Monday 25 July 2016

Why the British government sometimes views home education with suspicion



One of the problems for home education in this country is that it often presents not just as another educational setting, but rather as a weird cult. It is a particular concern of most European governments at the moment to see that society becomes more cohesive and does not start splitting into self-contained and divisive sections; each with different core values and exclusive beliefs. One can quite see the point, the development of parallel societies within a country seldom ends well! It is from this perspective that home education is sometimes seen as likely to lead to a group of people who live by a code which varies greatly from that which the rest of a country shares and abides by. This is why Germany does not allow home education.

In Britain, there is a strong sense among the more prominent home educators that their chosen educational technique is somehow superior to the one used by almost everybody else. Before going any further, we should bear in mind that home education is essentially neither more nor less than just another way of educating children. Like all educational settings, there are advantages and disadvantages. Single-sex schools for girls, to give one example, are very good educationally for girls, but can leave them a little socially immature. What comprehensive schools lack educationally, on the other hand, they make up for in preparing children for life in a diverse society. All those involved with British education recognises such differences and are prepared to discuss them rationally.

Home educators tend to be different.
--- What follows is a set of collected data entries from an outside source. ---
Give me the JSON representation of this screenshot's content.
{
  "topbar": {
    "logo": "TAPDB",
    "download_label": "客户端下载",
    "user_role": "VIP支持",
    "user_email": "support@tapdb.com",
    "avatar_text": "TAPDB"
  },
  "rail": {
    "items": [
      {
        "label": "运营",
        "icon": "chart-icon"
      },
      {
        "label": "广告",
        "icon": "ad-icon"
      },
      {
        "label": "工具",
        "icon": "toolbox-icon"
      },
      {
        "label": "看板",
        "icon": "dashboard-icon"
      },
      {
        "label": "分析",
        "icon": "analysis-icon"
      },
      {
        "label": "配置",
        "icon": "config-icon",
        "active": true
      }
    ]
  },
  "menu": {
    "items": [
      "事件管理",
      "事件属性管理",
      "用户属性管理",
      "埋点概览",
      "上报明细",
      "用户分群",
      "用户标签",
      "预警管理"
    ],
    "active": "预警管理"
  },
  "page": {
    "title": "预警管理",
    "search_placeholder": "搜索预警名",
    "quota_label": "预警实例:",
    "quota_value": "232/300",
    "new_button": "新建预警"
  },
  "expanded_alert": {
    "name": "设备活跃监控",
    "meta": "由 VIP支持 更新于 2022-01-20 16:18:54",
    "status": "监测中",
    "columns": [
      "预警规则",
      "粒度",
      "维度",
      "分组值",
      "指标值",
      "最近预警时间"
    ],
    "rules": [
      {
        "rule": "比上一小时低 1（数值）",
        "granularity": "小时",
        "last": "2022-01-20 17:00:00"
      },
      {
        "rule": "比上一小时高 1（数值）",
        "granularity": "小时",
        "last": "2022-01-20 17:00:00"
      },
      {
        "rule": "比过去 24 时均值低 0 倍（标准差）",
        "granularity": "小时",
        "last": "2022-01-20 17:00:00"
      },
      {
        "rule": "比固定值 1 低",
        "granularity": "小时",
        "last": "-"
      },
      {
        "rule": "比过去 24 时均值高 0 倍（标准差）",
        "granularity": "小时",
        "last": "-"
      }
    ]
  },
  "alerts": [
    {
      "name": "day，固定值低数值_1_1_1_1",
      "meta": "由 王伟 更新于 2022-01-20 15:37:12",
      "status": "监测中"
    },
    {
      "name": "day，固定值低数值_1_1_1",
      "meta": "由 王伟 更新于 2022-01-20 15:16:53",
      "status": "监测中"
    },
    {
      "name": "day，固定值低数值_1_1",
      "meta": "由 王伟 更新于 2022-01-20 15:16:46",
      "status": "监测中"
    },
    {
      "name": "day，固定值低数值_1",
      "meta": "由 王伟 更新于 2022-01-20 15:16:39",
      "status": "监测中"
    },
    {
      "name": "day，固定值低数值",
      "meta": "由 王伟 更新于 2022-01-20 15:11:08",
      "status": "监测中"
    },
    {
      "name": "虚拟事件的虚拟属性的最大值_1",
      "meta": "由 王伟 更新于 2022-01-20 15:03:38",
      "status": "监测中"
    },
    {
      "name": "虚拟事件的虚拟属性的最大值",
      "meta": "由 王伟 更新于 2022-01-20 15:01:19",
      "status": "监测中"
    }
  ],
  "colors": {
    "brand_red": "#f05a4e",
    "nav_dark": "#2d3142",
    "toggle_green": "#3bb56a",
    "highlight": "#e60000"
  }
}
They typically refuse to believe that there can be any disadvantage to the educational setting which they have chosen for their children. For them, it seems all too often to be a wonderful  ideal; one which cannot be bettered. There is often a messianic air about home education in Britain, with anybody asking too many questions about it being regarded as an enemy; just as with many cults. Here is good example, from a few years ago;

http://ahed.pbworks.com/w/page/1552653/About%20AHEd

Just look at the mad things which are being said here! ‘Home educators have unique and privileged access to fundamental truths about the human condition’, ‘Home educators can reveal these truths to the rest of society’, ‘This is our precious gift’. Just replace the expression ‘home educators’ in those quotations with ‘scientologists’ or ‘Muslims’ and you will see that this is the language not of education, but religion. There is a distinctly religious feel to the thing.

Several things strike one about  peculiar ideas like this;  that home education is some sort of Utopian lifestyle which will one day change society. The first is that this theme is a very powerful one among the self-appointed leaders of home education in this country. The second is the sheer absurdity of talking about an educational setting in this exalted way! Imagine if I were to say that, ‘Those of us who send our children to comprehensive schools have unique and privileged access to fundamental truths about the human condition’. It would sound as though I had taken leave of my senses!

The final, and most important point, is this. It is in nobody’s interest to see society fragmenting into individual strands, whose members have little use for the mainstream way of life. This can be dangerous if those who belong to such groups follow some particular religion; Islam or fundamentalist Christianity. It is also unlikely to be healthy for society if political groups start to split off from the rest of us and promote values greatly at odds with those held by everybody else. There is a vague fear among some people, both in central and local government, that something of the sort is happening among home educators; that they might be indoctrinating their children with strange notions, which will make it difficult for them to fit into the ordinary scheme of things when they grow up. This is all of a piece with the worries about Muslim independent schools which are a  big concern at the moment. Perhaps if home educators stopped behaving as though they were somehow special and possessed of insights which elude parents who send their children to school, it would go some way towards allaying such fears.